A saúde por si só já é um mérito: quando estamos adoentados, é raro encontrarmos legítima satisfação e felicidade na vida. Mesmo um resfriado é o bastante para diminuir de um modo bastante considerável o nosso bem-estar.
Para du Châtelet, esse item está atrelado ao anterior. Isto é, é preciso que tenhamos uma boa saúde para satisfazermos nossas paixões. E, segundo ela, isso por si só já faz da saúde o maior entre todos os bens. Embora a célebre escritora americana Dorothy Parker, com o seu senso de humor inigualável, dissesse que “dizem que o dinheiro não compra saúde, mas eu poderia me satisfazer com uma cadeira de rodas cravejadas de diamantes”, é inegável que a felicidade e a saúde estão intimamente atrelados.

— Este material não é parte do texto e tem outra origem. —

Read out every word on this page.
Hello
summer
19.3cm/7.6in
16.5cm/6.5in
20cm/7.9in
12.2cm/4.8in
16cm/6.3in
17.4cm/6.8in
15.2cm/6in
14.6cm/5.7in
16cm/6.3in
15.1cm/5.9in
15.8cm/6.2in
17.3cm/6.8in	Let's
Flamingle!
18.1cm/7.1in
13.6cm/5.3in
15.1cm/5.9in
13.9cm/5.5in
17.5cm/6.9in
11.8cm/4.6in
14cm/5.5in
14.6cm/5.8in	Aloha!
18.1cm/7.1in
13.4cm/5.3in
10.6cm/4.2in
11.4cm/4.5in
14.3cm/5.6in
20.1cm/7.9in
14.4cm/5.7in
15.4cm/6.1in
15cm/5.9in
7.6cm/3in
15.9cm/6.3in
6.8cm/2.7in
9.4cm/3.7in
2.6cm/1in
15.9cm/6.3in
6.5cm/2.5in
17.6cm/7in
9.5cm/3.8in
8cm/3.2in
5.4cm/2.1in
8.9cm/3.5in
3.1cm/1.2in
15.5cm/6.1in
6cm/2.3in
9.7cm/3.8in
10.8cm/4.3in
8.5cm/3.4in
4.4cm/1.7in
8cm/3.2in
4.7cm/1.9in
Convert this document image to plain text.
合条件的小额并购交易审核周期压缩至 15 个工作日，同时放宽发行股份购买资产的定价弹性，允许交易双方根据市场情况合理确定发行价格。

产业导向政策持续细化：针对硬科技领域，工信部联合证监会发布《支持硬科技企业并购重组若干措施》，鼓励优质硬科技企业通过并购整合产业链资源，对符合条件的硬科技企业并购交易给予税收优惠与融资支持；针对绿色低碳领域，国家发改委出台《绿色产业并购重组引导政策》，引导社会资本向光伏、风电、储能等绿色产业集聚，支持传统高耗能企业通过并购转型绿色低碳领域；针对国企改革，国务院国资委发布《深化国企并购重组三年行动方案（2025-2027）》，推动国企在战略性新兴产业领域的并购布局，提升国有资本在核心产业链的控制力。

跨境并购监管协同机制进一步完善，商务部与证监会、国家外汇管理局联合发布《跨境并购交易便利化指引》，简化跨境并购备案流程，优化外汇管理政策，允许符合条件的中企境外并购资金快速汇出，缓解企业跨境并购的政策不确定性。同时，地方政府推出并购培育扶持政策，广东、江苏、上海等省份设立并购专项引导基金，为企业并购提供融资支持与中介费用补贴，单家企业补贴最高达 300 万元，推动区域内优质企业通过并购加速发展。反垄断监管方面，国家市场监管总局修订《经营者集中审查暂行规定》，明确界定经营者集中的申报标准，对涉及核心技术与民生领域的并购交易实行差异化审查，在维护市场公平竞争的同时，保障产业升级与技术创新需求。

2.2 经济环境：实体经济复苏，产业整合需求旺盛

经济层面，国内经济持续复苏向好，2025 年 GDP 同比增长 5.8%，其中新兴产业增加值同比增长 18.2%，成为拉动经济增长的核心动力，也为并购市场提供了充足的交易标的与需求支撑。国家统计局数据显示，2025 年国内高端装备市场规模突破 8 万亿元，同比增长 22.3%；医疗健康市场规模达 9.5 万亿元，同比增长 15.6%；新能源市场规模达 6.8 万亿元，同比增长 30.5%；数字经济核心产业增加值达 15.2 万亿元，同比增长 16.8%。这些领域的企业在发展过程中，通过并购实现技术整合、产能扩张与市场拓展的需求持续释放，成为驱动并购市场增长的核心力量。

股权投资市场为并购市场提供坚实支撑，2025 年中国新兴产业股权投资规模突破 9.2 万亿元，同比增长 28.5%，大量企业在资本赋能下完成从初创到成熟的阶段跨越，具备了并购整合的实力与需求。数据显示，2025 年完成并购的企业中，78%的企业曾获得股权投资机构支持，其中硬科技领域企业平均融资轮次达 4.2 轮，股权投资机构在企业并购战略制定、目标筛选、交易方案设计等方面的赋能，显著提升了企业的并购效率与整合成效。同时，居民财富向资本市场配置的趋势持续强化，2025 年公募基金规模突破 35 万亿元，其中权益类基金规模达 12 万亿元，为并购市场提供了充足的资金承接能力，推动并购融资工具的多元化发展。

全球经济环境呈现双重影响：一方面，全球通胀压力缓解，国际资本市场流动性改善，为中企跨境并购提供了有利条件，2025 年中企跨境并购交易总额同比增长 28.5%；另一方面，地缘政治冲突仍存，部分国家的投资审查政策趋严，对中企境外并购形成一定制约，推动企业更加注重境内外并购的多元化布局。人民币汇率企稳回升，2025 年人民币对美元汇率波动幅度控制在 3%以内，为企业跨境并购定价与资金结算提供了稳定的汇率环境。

A maioria de nós nasce saudável, e o número daqueles que morrem por morte violenta tende a ser relativamente baixo em lugares com um índice de desenvolvimento humano razoável – de modo que um de nossos maiores desafios é preservar a nossa saúde, não a destruindo por meio de excessos, gula, estresse, vícios e falta de sono, entre outras coisas.
Isso é chato? Às vezes, sim. Mas, como coloca a própria du Châtelet, “quando existe a forte convicção de que, sem saúde, não se pode fruir de nenhum prazer e de nenhum bem, é fácil nos resolvermos a fazer alguns sacrifícios para conservá-la”.
“Devemos a maioria de nossos prazeres à ilusão, e infeliz de quem a perde”, anuncia a autora nas primeiras linhas do capítulo dedicado às ilusões.
Ela nos oferece o exemplo a seguir: em uma peça de teatro, rimos ou choramos porque nos entregamos à ilusão e porque “acreditamos”, ao final de quinze minutos, que é o personagem, e não o ator, quem está falando. Ou, como coloca a autora: “Alguém teria algum instante de prazer, durante uma apresentação teatral, se não se entregasse à ilusão?”
Portanto, argumenta ela, nos entregarmos à ilusão é um meio necessário para alcançarmos a verdadeira felicidade.
Faça da vida, meu caro amigo, uma obra de arte. E, também, aprecie as obras de artes: cinema, teatro, livros.
…ou, como colocaria a filósofa, “decidamos por qual caminho desejamos enveredar e façamos o nosso melhor para semeá-lo de flores”.